Monday, Nov. 01, 1943
On Fornication
> Said Britain's Bishop of London, Dr. Geoffrey Francis Fisher: "There is concern about the landslide in sexual morality. . . ."
> Said the Rev. Donald Selby Wright over BBC: "It is the fruit of a blasphemy of real love--lust."
> Said Physician Charles Hill, also over BBC: "Piccadilly Circus and its equivalent in other large cities is a disgrace and we know it."
>Said the London Midland & Scottish Railway, which had just barred its train platform at Preston, Lancashire, to all except passengers: "The station has been used by young girls to pick up men. They have made an absolute nuisance of themselves."

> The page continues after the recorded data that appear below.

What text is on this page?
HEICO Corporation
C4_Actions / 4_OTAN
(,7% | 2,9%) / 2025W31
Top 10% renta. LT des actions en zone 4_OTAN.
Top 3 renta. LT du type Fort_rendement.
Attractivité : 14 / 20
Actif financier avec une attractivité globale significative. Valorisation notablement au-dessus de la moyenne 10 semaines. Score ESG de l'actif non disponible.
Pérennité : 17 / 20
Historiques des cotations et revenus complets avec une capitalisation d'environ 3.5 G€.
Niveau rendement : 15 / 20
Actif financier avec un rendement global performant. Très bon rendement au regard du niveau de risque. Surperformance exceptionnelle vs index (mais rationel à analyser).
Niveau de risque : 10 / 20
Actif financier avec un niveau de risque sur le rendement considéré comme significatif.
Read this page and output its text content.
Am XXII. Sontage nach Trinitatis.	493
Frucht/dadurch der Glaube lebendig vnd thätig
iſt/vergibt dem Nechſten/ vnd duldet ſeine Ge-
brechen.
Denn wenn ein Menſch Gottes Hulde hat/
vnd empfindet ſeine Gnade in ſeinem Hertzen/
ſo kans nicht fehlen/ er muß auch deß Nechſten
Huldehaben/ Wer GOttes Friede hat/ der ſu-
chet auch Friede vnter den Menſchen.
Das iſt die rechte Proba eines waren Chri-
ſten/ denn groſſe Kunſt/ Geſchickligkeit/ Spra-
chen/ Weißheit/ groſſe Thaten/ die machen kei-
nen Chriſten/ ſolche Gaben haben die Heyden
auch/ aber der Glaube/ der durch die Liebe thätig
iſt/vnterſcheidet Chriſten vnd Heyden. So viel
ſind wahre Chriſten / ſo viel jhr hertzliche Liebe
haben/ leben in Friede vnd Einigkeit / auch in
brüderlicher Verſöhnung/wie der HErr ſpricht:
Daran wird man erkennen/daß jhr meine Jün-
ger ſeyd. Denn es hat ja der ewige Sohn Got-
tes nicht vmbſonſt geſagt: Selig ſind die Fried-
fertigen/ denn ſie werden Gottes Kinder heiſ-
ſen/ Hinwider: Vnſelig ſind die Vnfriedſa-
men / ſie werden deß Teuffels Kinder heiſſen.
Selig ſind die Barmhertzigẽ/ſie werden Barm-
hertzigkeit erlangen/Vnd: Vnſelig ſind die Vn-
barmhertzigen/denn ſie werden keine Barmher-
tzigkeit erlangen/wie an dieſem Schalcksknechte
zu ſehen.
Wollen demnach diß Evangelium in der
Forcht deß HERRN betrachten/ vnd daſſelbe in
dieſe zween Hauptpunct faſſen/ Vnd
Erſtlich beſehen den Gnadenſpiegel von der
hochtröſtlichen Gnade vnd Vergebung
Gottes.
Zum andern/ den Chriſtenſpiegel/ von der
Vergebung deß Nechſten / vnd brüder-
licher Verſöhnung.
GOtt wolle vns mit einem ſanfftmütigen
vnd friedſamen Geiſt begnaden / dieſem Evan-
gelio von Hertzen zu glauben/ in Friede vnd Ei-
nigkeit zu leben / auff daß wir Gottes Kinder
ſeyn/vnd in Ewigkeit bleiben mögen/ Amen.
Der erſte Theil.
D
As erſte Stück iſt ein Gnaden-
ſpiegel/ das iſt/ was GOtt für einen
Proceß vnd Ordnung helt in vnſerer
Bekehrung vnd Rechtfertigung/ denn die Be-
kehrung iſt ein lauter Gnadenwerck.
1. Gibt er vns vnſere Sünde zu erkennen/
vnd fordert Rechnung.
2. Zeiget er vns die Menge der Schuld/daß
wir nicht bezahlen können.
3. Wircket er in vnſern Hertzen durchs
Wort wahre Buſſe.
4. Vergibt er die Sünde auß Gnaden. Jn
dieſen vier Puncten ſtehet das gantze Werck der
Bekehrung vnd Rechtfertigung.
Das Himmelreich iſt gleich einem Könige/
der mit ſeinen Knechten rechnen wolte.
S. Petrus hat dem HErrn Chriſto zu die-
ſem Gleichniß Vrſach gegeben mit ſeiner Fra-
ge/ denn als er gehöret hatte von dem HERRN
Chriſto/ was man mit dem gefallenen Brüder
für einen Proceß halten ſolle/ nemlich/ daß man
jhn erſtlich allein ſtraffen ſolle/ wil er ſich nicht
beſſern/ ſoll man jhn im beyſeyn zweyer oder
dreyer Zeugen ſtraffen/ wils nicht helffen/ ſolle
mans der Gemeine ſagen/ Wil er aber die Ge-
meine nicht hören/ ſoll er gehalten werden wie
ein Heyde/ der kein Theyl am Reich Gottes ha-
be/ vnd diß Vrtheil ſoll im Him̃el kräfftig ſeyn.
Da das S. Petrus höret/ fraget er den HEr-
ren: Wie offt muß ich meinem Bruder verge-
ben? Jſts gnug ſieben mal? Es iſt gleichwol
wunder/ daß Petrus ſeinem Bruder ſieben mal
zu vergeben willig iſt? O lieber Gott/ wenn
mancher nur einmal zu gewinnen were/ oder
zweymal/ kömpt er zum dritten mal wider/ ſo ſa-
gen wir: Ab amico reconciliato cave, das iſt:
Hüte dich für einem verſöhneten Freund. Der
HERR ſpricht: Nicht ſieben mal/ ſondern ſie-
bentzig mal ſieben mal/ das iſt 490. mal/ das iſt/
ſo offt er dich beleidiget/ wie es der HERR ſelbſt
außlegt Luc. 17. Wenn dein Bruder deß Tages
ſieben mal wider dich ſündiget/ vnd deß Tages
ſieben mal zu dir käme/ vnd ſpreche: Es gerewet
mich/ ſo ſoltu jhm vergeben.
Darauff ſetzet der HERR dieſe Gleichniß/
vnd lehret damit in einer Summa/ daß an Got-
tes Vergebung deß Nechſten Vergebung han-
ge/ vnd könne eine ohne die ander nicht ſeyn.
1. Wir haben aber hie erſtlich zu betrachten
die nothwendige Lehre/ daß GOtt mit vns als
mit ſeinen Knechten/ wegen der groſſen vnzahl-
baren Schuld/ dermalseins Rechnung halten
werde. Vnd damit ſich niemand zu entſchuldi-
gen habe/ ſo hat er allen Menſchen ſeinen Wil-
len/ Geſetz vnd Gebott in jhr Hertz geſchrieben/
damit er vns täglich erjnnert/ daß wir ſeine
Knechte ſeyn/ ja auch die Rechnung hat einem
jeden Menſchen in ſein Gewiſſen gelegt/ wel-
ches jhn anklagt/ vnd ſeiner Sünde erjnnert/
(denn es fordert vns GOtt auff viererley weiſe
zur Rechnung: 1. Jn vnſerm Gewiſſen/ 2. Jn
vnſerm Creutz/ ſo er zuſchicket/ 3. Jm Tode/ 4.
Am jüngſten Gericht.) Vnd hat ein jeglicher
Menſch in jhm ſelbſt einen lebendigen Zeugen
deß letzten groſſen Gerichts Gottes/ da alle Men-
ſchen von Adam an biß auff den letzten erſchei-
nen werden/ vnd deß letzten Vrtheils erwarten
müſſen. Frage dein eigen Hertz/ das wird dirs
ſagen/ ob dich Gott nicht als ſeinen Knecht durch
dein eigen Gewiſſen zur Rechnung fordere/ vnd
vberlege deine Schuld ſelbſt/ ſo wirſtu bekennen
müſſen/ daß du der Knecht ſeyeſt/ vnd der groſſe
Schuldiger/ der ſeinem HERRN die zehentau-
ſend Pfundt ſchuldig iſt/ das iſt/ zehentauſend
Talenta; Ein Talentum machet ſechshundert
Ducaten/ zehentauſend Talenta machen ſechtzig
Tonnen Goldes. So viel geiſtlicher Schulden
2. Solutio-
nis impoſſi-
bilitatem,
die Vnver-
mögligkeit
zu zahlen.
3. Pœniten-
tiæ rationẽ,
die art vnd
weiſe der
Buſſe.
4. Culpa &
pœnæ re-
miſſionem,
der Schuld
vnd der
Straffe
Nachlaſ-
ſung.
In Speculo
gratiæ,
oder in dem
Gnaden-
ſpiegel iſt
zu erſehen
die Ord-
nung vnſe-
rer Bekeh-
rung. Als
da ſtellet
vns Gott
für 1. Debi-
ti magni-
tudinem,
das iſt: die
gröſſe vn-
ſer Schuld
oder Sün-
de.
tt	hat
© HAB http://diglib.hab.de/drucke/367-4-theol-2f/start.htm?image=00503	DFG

This mounting chorus of concern over wartime moral conditions in Britain was swelled last week by the Archbishops of Canterbury and York. In a stern joint statement they said: "Since the outbreak of the war there has been a large increase in venereal disease [120%], both among the civilian population and ... in the forces. This brings ruin and unhappiness to thousands of homes and has become a grave danger to the health of the nation.
"The problem is moral as well as medical. The chief cause of the spread of the disease is fornication or, as it is sometimes now called, promiscuity. On this the teaching of Christianity has always been clear and uncompromising. It fully recognizes that the right use of sex contributes to the happiness as well as to the life of human beings, but it demands that it should be treated with reverence and respect as the means God has ordained for the creation of His children. It therefore condemns fornication as a sin for it misuses for momentary pleasure what was intended both as an expression of abiding love and for the creation of new life. . . . We therefore call upon all who claim to be followers of Christ to take their stand against this sin.
"In loyalty to their Master they must bear their witness against practices, amusements and conversations that assume fornication is natural . . . must be loyal to the Christian standard--namely, all sexual intercourse except between man and wife is sin.
"But while we condemn the sin we understand how great are the temptations to which many are now subject. . . . God will give help to those who pray to Him, and to those who have yielded to temptation He offers pardon if they are truly penitent."